Amid global concern over the spread of the Ebola virus, British Prime Minister David Cameron sparked some optimism after pledging a further 1.34 million pounds in research funding at the G20 summit in Australia this weekend.
Among the five projects to receive financial backing from the UK government and Wellcome Trust is the EbolaCheck research project, which aims to test bodily fluids such as saliva to detect the virus in a single process. It is the brainchild of Dr Stergios Moschos, a professor of industrial biotechnology and biochemistry at the University of Westminster.
The effort began in July, by which time WHO statistics had recorded 779 cases and 481 deaths overall from the virus. A team led by Dr Moschos (which also includes the deputy director of Public Health England, Professor Miles Carroll, the chief of USAMRIID’s diagnostics systems division, Dr David Norwood, and several laboratory microbiologists from West Africa) submitted the request for funding.
“I have been working with a biotech firm creating diagnostic machines and for the past couple of years we were studying pulmonary and oral microbes using a new device that I designed,” Moschos said.
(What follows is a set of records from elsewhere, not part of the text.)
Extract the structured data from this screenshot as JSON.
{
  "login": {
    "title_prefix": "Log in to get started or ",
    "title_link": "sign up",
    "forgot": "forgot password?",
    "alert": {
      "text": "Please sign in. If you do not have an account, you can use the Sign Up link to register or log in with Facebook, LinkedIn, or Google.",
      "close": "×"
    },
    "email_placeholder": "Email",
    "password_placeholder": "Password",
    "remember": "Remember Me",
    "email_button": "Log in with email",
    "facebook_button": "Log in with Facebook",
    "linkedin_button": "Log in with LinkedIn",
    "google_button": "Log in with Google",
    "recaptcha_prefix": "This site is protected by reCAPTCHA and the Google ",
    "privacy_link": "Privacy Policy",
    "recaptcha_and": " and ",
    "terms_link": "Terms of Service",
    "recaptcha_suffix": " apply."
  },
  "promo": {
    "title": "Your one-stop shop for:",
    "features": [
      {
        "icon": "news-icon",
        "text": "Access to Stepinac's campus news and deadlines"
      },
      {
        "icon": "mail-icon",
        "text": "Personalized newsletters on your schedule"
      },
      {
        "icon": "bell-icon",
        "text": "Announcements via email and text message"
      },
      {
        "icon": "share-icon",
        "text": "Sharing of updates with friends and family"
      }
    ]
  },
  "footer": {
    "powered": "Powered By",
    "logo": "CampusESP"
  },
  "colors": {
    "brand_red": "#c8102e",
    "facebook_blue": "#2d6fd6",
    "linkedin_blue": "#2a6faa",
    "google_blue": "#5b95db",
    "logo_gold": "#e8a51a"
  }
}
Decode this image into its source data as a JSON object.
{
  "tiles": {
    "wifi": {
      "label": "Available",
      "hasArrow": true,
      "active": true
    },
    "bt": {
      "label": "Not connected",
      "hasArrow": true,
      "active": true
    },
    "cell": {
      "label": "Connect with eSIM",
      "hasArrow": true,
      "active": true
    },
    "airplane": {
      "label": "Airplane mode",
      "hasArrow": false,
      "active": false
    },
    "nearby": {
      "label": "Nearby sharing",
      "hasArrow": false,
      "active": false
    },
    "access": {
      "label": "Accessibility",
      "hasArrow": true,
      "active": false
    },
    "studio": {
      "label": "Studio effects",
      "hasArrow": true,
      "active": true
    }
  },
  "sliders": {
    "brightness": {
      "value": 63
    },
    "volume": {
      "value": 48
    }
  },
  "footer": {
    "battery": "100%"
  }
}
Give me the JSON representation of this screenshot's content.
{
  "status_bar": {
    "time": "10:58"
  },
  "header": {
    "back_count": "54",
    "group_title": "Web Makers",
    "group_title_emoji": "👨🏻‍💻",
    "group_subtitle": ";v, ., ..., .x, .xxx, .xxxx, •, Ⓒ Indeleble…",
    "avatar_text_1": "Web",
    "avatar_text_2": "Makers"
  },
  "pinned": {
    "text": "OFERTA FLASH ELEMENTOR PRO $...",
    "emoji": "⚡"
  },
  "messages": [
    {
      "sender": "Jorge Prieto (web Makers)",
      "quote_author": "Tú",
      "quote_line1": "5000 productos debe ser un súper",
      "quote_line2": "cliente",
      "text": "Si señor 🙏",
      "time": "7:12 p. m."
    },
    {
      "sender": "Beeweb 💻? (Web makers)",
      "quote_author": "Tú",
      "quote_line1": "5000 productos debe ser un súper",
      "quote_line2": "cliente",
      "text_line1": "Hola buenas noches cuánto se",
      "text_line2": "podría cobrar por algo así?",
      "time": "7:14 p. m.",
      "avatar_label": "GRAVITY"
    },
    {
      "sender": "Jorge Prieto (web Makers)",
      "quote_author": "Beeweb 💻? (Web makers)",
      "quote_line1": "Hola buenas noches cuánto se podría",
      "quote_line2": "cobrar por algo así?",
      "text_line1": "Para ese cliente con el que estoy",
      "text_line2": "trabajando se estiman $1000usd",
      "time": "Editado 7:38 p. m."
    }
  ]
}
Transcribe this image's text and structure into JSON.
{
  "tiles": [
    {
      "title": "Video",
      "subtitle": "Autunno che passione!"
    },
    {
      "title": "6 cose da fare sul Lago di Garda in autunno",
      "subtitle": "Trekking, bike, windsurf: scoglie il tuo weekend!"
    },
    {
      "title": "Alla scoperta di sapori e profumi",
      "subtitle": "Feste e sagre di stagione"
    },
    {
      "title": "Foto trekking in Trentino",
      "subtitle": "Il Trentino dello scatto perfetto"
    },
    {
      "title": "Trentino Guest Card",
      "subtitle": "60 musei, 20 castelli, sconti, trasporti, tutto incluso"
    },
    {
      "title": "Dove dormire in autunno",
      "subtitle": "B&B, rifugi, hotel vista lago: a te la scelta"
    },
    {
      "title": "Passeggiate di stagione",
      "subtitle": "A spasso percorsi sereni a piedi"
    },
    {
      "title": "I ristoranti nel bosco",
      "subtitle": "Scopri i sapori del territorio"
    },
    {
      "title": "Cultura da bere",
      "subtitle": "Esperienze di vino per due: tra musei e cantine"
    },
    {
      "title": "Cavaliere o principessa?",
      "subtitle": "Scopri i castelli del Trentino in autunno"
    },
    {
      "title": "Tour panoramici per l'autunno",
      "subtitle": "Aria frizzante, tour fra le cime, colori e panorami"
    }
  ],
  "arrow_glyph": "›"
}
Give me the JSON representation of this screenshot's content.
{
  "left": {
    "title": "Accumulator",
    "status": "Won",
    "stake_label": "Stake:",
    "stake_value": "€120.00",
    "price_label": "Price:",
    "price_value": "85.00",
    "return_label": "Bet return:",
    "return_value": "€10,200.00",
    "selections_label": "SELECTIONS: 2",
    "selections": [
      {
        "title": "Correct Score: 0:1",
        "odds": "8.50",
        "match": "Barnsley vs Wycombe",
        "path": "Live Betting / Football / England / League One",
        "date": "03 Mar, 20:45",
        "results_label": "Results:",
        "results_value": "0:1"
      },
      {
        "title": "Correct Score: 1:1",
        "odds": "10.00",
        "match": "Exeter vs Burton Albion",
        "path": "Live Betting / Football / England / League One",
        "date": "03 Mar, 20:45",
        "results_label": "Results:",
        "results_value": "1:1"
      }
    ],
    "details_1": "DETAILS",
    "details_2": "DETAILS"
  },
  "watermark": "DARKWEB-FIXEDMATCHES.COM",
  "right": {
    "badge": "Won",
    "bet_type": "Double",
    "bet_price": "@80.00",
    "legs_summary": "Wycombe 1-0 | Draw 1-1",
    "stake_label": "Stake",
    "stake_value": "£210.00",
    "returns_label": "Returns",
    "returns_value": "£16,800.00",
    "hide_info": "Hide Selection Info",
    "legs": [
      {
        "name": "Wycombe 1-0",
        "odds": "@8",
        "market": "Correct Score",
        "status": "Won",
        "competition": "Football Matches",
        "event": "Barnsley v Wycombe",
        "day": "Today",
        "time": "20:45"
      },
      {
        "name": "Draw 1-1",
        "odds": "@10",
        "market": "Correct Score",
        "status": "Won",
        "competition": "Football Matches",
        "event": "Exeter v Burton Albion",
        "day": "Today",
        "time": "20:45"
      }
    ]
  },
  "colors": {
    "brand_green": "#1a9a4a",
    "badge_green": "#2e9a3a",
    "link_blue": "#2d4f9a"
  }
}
After a series of extensive discussions with Ebola expert Dr Edward Wright, the Greek scientist decided to join the anti-Ebola fight.
“Until now, laboratory results would take days to be released and as a result the patient, who may live far from the hospital, would have already transmitted the virus,” Moschos said.
The new process would provide results within 40 minutes, which is over eight times faster than some existing laboratory techniques, and increase the chances of survival.
“The machine is like an evolution of sepsis detection devices at British hospitals,” Moschos said. “It will be very simple to operate and suitable for areas without electricity,” he said.
The project will be funded with 620,000 pounds (750,000 euros) and the first device should be ready to run in January. “In May we should deliver three devices to Sierra Leone and New Guinea. We should have made 10 devices by the end of 2015,” he said.